答えを求めるのではなく、議論相手として使う。
「この考えについてどう思う?」「他の観点はある?」という具合に。

3. プロセスを大切にする

結果だけでなく、そこに至る思考プロセスを意識する。
AIの回答をそのまま使うのではなく、自分なりに咀嚼し、統合する。

4. 定期的な「AI断ち」

筋トレのように、定期的にあえて自分の頭だけで考える時間を作る。
脳の「考える筋肉」を維持する。

5. 学習の目的を見失わない

効率化は手段であって目的ではない。
私たちの目的は成長し、学び続けることです。

6. 責任は人間にあるということを忘れない

「生成AIが書いたコードなので」というようなPRのやりとりが発生している。という投稿を最近SNSで見かけます。
あくまで生成AIはツールであり、使用しているのは人間なので、使用者であるあなたに責任があるということを忘れないようにしましょう。

おわりに

生成AIは確かに素晴らしいツールです。
しかし、それに依存しすぎることで、私たちが最も人間らしい能力である、 創造性、批判的思考、深い理解 を失ってしまっては本末転倒です。

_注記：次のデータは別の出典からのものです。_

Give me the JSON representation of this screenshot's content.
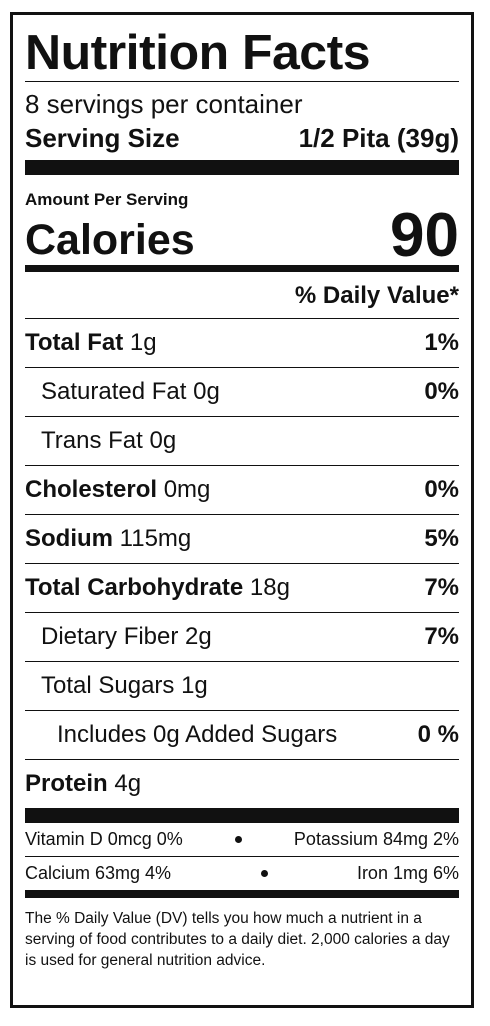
{
  "title": "Nutrition Facts",
  "servings": "8 servings per container",
  "serving_size": {
    "label": "Serving Size",
    "value": "1/2 Pita (39g)"
  },
  "amount_per_serving": "Amount Per Serving",
  "calories": {
    "label": "Calories",
    "value": "90"
  },
  "daily_value_header": "% Daily Value*",
  "nutrients": [
    {
      "name": "Total Fat",
      "amount": "1g",
      "dv": "1%"
    },
    {
      "name": "Saturated Fat",
      "amount": "0g",
      "dv": "0%"
    },
    {
      "name": "Trans Fat",
      "amount": "0g"
    },
    {
      "name": "Cholesterol",
      "amount": "0mg",
      "dv": "0%"
    },
    {
      "name": "Sodium",
      "amount": "115mg",
      "dv": "5%"
    },
    {
      "name": "Total Carbohydrate",
      "amount": "18g",
      "dv": "7%"
    },
    {
      "name": "Dietary Fiber",
      "amount": "2g",
      "dv": "7%"
    },
    {
      "name": "Total Sugars",
      "amount": "1g"
    },
    {
      "name": "Includes 0g Added Sugars",
      "dv": "0 %"
    },
    {
      "name": "Protein",
      "amount": "4g"
    }
  ],
  "vitamins": [
    [
      "Vitamin D 0mcg 0%",
      "Potassium 84mg 2%"
    ],
    [
      "Calcium 63mg 4%",
      "Iron 1mg 6%"
    ]
  ],
  "footnote": "The % Daily Value (DV) tells you how much a nutrient in a serving of food contributes to a daily diet. 2,000 calories a day is used for general nutrition advice."
}
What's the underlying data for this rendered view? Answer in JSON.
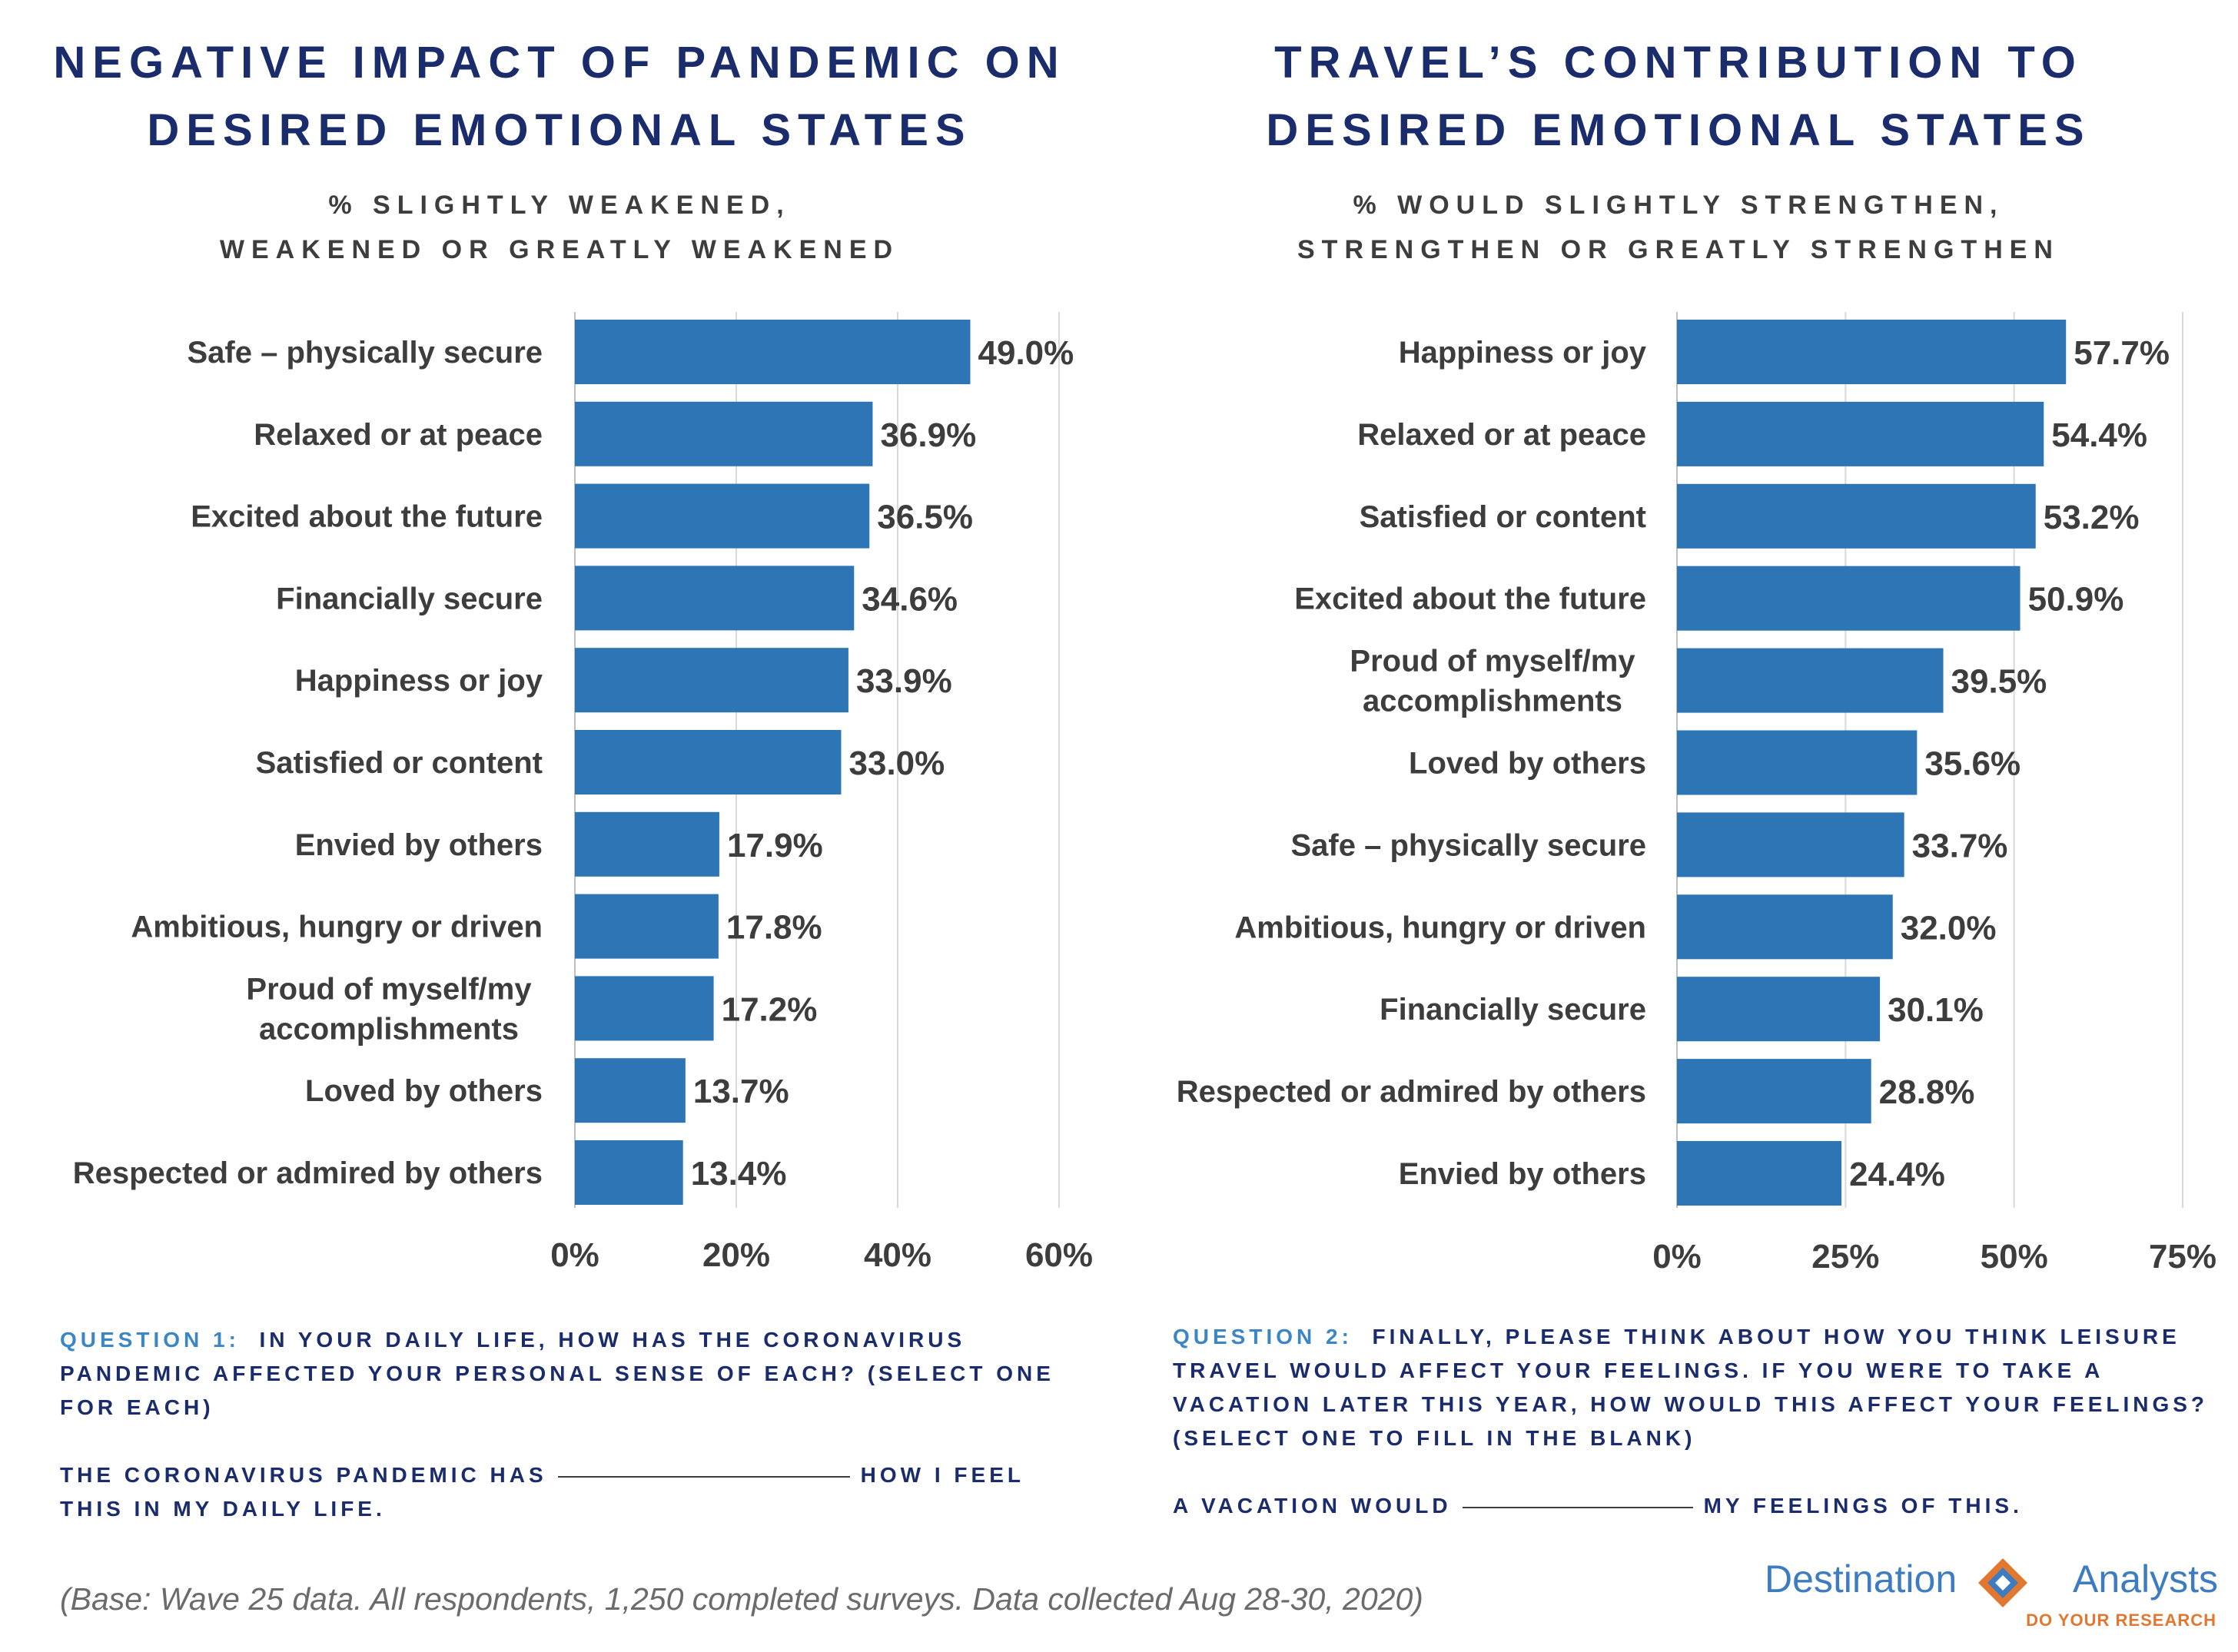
{
  "left": {
    "title_lines": [
      "NEGATIVE IMPACT OF PANDEMIC ON",
      "DESIRED EMOTIONAL STATES"
    ],
    "subtitle_lines": [
      "% SLIGHTLY WEAKENED,",
      "WEAKENED OR GREATLY WEAKENED"
    ],
    "question": {
      "label": "QUESTION 1:",
      "text": "IN YOUR DAILY LIFE, HOW HAS THE CORONAVIRUS PANDEMIC AFFECTED YOUR PERSONAL SENSE OF EACH? (SELECT ONE FOR EACH)",
      "fill_before": "THE CORONAVIRUS PANDEMIC HAS",
      "fill_after": "HOW I FEEL THIS IN MY DAILY LIFE."
    }
  },
  "right": {
    "title_lines": [
      "TRAVEL’S CONTRIBUTION TO",
      "DESIRED EMOTIONAL STATES"
    ],
    "subtitle_lines": [
      "% WOULD SLIGHTLY STRENGTHEN,",
      "STRENGTHEN OR GREATLY STRENGTHEN"
    ],
    "question": {
      "label": "QUESTION 2:",
      "text": "FINALLY, PLEASE THINK ABOUT HOW YOU THINK LEISURE TRAVEL WOULD AFFECT YOUR FEELINGS.  IF YOU WERE TO TAKE A VACATION LATER THIS YEAR, HOW WOULD THIS AFFECT YOUR FEELINGS?",
      "instruction": "(SELECT ONE TO FILL IN THE BLANK)",
      "fill_before": "A VACATION WOULD",
      "fill_after": "MY FEELINGS OF THIS."
    }
  },
  "footnote": "(Base: Wave 25 data. All respondents, 1,250 completed surveys. Data collected Aug 28-30, 2020)",
  "logo": {
    "name_left": "Destination",
    "name_right": "Analysts",
    "tagline": "DO YOUR RESEARCH",
    "colors": {
      "blue": "#3d7cc0",
      "orange": "#e27730"
    }
  },
  "colors": {
    "bar": "#2e75b6",
    "title": "#1a2c6b",
    "question_label": "#3b86c4",
    "text": "#3d3d3d"
  },
  "chart_data": [
    {
      "type": "bar",
      "orientation": "horizontal",
      "title": "NEGATIVE IMPACT OF PANDEMIC ON DESIRED EMOTIONAL STATES",
      "subtitle": "% SLIGHTLY WEAKENED, WEAKENED OR GREATLY WEAKENED",
      "categories": [
        "Safe – physically secure",
        "Relaxed or at peace",
        "Excited about the future",
        "Financially secure",
        "Happiness or joy",
        "Satisfied or content",
        "Envied by others",
        "Ambitious, hungry or driven",
        "Proud of myself/my accomplishments",
        "Loved by others",
        "Respected or admired by others"
      ],
      "values": [
        49.0,
        36.9,
        36.5,
        34.6,
        33.9,
        33.0,
        17.9,
        17.8,
        17.2,
        13.7,
        13.4
      ],
      "value_labels": [
        "49.0%",
        "36.9%",
        "36.5%",
        "34.6%",
        "33.9%",
        "33.0%",
        "17.9%",
        "17.8%",
        "17.2%",
        "13.7%",
        "13.4%"
      ],
      "ticks": [
        0,
        20,
        40,
        60
      ],
      "tick_labels": [
        "0%",
        "20%",
        "40%",
        "60%"
      ],
      "xlim": [
        0,
        60
      ],
      "grid": true
    },
    {
      "type": "bar",
      "orientation": "horizontal",
      "title": "TRAVEL’S CONTRIBUTION TO DESIRED EMOTIONAL STATES",
      "subtitle": "% WOULD SLIGHTLY STRENGTHEN, STRENGTHEN OR GREATLY STRENGTHEN",
      "categories": [
        "Happiness or joy",
        "Relaxed or at peace",
        "Satisfied or content",
        "Excited about the future",
        "Proud of myself/my accomplishments",
        "Loved by others",
        "Safe – physically secure",
        "Ambitious, hungry or driven",
        "Financially secure",
        "Respected or admired by others",
        "Envied by others"
      ],
      "values": [
        57.7,
        54.4,
        53.2,
        50.9,
        39.5,
        35.6,
        33.7,
        32.0,
        30.1,
        28.8,
        24.4
      ],
      "value_labels": [
        "57.7%",
        "54.4%",
        "53.2%",
        "50.9%",
        "39.5%",
        "35.6%",
        "33.7%",
        "32.0%",
        "30.1%",
        "28.8%",
        "24.4%"
      ],
      "ticks": [
        0,
        25,
        50,
        75
      ],
      "tick_labels": [
        "0%",
        "25%",
        "50%",
        "75%"
      ],
      "xlim": [
        0,
        75
      ],
      "grid": true
    }
  ]
}
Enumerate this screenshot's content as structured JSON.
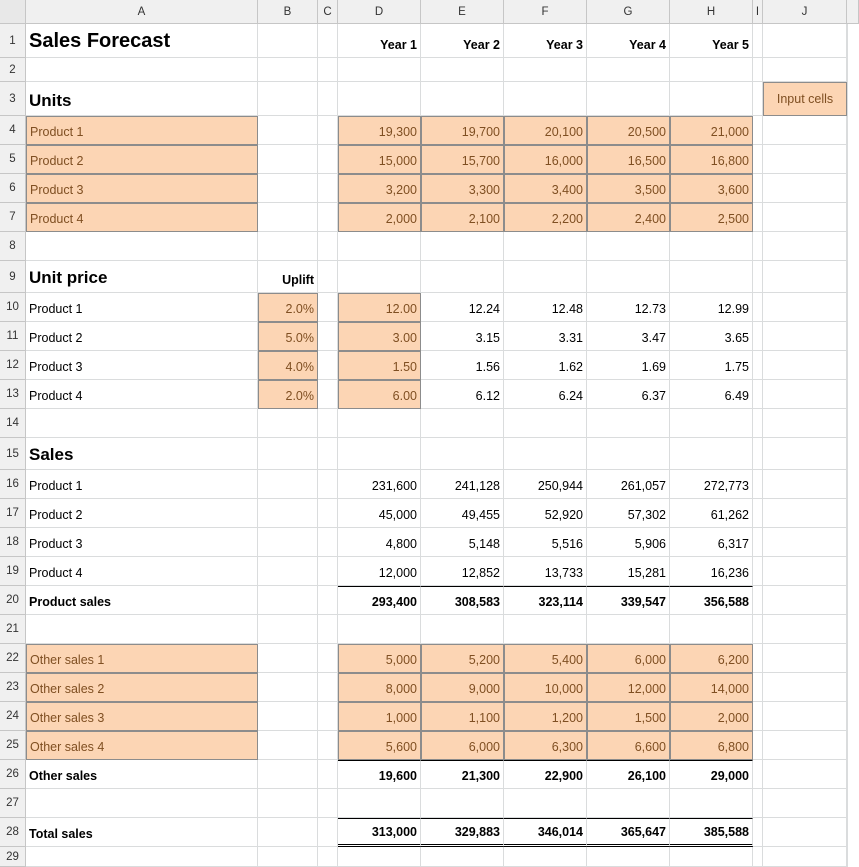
{
  "column_headers": [
    "A",
    "B",
    "C",
    "D",
    "E",
    "F",
    "G",
    "H",
    "I",
    "J"
  ],
  "row_headers": [
    "1",
    "2",
    "3",
    "4",
    "5",
    "6",
    "7",
    "8",
    "9",
    "10",
    "11",
    "12",
    "13",
    "14",
    "15",
    "16",
    "17",
    "18",
    "19",
    "20",
    "21",
    "22",
    "23",
    "24",
    "25",
    "26",
    "27",
    "28",
    "29"
  ],
  "title": "Sales Forecast",
  "years": [
    "Year 1",
    "Year 2",
    "Year 3",
    "Year 4",
    "Year 5"
  ],
  "legend_label": "Input cells",
  "units": {
    "heading": "Units",
    "rows": [
      {
        "label": "Product 1",
        "values": [
          "19,300",
          "19,700",
          "20,100",
          "20,500",
          "21,000"
        ]
      },
      {
        "label": "Product 2",
        "values": [
          "15,000",
          "15,700",
          "16,000",
          "16,500",
          "16,800"
        ]
      },
      {
        "label": "Product 3",
        "values": [
          "3,200",
          "3,300",
          "3,400",
          "3,500",
          "3,600"
        ]
      },
      {
        "label": "Product 4",
        "values": [
          "2,000",
          "2,100",
          "2,200",
          "2,400",
          "2,500"
        ]
      }
    ]
  },
  "unit_price": {
    "heading": "Unit price",
    "uplift_header": "Uplift",
    "rows": [
      {
        "label": "Product 1",
        "uplift": "2.0%",
        "values": [
          "12.00",
          "12.24",
          "12.48",
          "12.73",
          "12.99"
        ]
      },
      {
        "label": "Product 2",
        "uplift": "5.0%",
        "values": [
          "3.00",
          "3.15",
          "3.31",
          "3.47",
          "3.65"
        ]
      },
      {
        "label": "Product 3",
        "uplift": "4.0%",
        "values": [
          "1.50",
          "1.56",
          "1.62",
          "1.69",
          "1.75"
        ]
      },
      {
        "label": "Product 4",
        "uplift": "2.0%",
        "values": [
          "6.00",
          "6.12",
          "6.24",
          "6.37",
          "6.49"
        ]
      }
    ]
  },
  "sales": {
    "heading": "Sales",
    "rows": [
      {
        "label": "Product 1",
        "values": [
          "231,600",
          "241,128",
          "250,944",
          "261,057",
          "272,773"
        ]
      },
      {
        "label": "Product 2",
        "values": [
          "45,000",
          "49,455",
          "52,920",
          "57,302",
          "61,262"
        ]
      },
      {
        "label": "Product 3",
        "values": [
          "4,800",
          "5,148",
          "5,516",
          "5,906",
          "6,317"
        ]
      },
      {
        "label": "Product 4",
        "values": [
          "12,000",
          "12,852",
          "13,733",
          "15,281",
          "16,236"
        ]
      }
    ],
    "product_total": {
      "label": "Product sales",
      "values": [
        "293,400",
        "308,583",
        "323,114",
        "339,547",
        "356,588"
      ]
    },
    "other_rows": [
      {
        "label": "Other sales 1",
        "values": [
          "5,000",
          "5,200",
          "5,400",
          "6,000",
          "6,200"
        ]
      },
      {
        "label": "Other sales 2",
        "values": [
          "8,000",
          "9,000",
          "10,000",
          "12,000",
          "14,000"
        ]
      },
      {
        "label": "Other sales 3",
        "values": [
          "1,000",
          "1,100",
          "1,200",
          "1,500",
          "2,000"
        ]
      },
      {
        "label": "Other sales 4",
        "values": [
          "5,600",
          "6,000",
          "6,300",
          "6,600",
          "6,800"
        ]
      }
    ],
    "other_total": {
      "label": "Other sales",
      "values": [
        "19,600",
        "21,300",
        "22,900",
        "26,100",
        "29,000"
      ]
    },
    "grand_total": {
      "label": "Total sales",
      "values": [
        "313,000",
        "329,883",
        "346,014",
        "365,647",
        "385,588"
      ]
    }
  }
}
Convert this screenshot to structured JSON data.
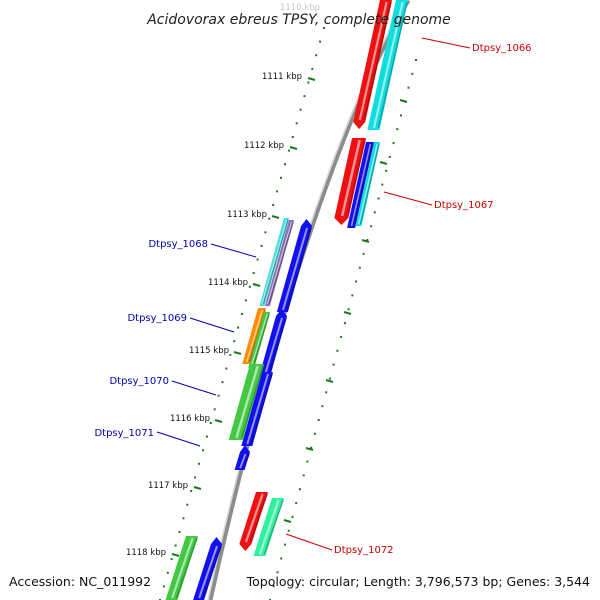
{
  "title": "Acidovorax ebreus TPSY, complete genome",
  "footer": {
    "accession": "Accession: NC_011992",
    "summary": "Topology: circular; Length: 3,796,573 bp; Genes: 3,544"
  },
  "colors": {
    "backbone": "#8c8c8c",
    "tick": "#1e7a1e",
    "label_forward": "#0000b0",
    "label_reverse": "#cc0000",
    "red": "#ee1111",
    "cyan": "#11dddd",
    "blue": "#1111ee",
    "light_cyan": "#44dddd",
    "purple": "#8c70b8",
    "orange": "#ff8c00",
    "green": "#44c844",
    "seafoam": "#33f0a0"
  },
  "scale": {
    "unit": "kbp",
    "top_partial": "1110 kbp",
    "ticks": [
      "1111 kbp",
      "1112 kbp",
      "1113 kbp",
      "1114 kbp",
      "1115 kbp",
      "1116 kbp",
      "1117 kbp",
      "1118 kbp"
    ]
  },
  "genes": [
    {
      "label": "Dtpsy_1066",
      "strand": "reverse"
    },
    {
      "label": "Dtpsy_1067",
      "strand": "reverse"
    },
    {
      "label": "Dtpsy_1068",
      "strand": "forward"
    },
    {
      "label": "Dtpsy_1069",
      "strand": "forward"
    },
    {
      "label": "Dtpsy_1070",
      "strand": "forward"
    },
    {
      "label": "Dtpsy_1071",
      "strand": "forward"
    },
    {
      "label": "Dtpsy_1072",
      "strand": "reverse"
    }
  ]
}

技術が進歩するからこそ、私たち人間も進歩し続けなければならない。
生成AIに使われるのではなく、生成AIを使いこなす。

そのためには、時には不便で非効率でも、自分の頭で考え抜く時間を大切にする必要があります。

あなたの生成AIとの付き合い方は、果たして健全でしょうか?

生成AIに頼る前に、まず5分間、自分の頭で考えてみる。
その小さな習慣が、私たちの思考能力を守り、真の意味での人間の進歩を支えるのかもしれません。

この記事が生成AIとの向き合い方を考え直すきっかけになると嬉しいです。